Fun Christmas Entertainment? Oh yes it is! Pantomime Culture in Britain and Jamaica

Panto
Fun Christmas Entertainment? Oh yes it is! Pantomime Culture in Britain and Jamaica
Veronica on Pantomime Culture

It’s that time again when the big companies compete for the best Christmas advert and the stores start playing our favourite Christmas songs. As a grandparent, my mind turns to taking the grandkids to a Pantomime. After all, Christmas and pantomimes go together like strawberries and ice cream, or turkey with all the trimmings!  
 
The pantomime is the art of the impossible. Full of music, song, dancing, comedy, innuendo, and lots of audience participation, they require you to suspend your disbelief and use your imagination.  
 
In pantomime there are themes involving orphans with trials to overcome, ambition and greed, leading, of course, to happy-everafter, rags-to-riches endings. They are make-believe worlds, dramatized fairy and folk stories full of heroes and villains like Buttons, the Ugly Sisters, and of course the fairy godmother. Wicked dames – men dressed as women in colourful clothes, huge wigs and heavy makeup – also contribute to the fun.   
 
In Jamaica pantomimes are put on by the Little Theatre Movement. Founded in 1941 to promote theatre and drama on the island, the LTM is still going strong with thousands attending their Christmas pantomimes every year. Jamaican culture, fables and politics all influence LTM panto storylines; for instance, Anansi and Goat Head Soup, involving the return of the mythical spider Anansi to the mysterious - and soon to be independent - Jamma-Land is a far cry from the LTM’s first production of Jack and the Beanstalk in 1941!   

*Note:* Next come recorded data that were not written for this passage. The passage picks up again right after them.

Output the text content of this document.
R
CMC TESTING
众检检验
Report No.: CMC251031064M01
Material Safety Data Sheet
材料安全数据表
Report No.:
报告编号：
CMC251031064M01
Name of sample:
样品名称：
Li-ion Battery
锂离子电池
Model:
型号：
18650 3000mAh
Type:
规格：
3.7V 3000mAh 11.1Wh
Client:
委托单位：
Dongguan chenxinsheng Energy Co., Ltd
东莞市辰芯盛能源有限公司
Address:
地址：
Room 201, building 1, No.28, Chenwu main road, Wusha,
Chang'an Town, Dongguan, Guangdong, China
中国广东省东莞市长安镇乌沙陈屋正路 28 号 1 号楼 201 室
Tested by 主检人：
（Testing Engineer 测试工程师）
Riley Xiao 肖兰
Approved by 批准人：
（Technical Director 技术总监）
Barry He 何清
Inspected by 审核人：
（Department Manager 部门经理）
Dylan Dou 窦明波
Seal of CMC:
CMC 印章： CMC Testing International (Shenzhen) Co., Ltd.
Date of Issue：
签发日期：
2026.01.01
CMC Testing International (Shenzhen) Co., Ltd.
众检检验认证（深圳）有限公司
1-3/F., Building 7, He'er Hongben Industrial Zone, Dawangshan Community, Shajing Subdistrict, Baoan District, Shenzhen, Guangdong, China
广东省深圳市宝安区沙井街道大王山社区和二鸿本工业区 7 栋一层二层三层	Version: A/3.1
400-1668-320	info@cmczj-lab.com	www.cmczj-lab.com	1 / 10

In Jamaica Boxing Day is usually panto day - but we lived in the country and didn’t have a television, so instead of watching Cinderella, we would sit around the radio and listen to stories about Brother Anansi the tricky spider, and to early LTM pantomime favourites like Miss Lou (Louise Bennett) and Ranny Williams telling jokes in English and patois. 
 
In recent years LTM pantomimes have been performed in Jamaica, Trinidad, Leeds and London, demonstrating the enduring popularity of this colourful form of Christmas entertainment for audiences of all ages and backgrounds, both in the Caribbean and in Britain.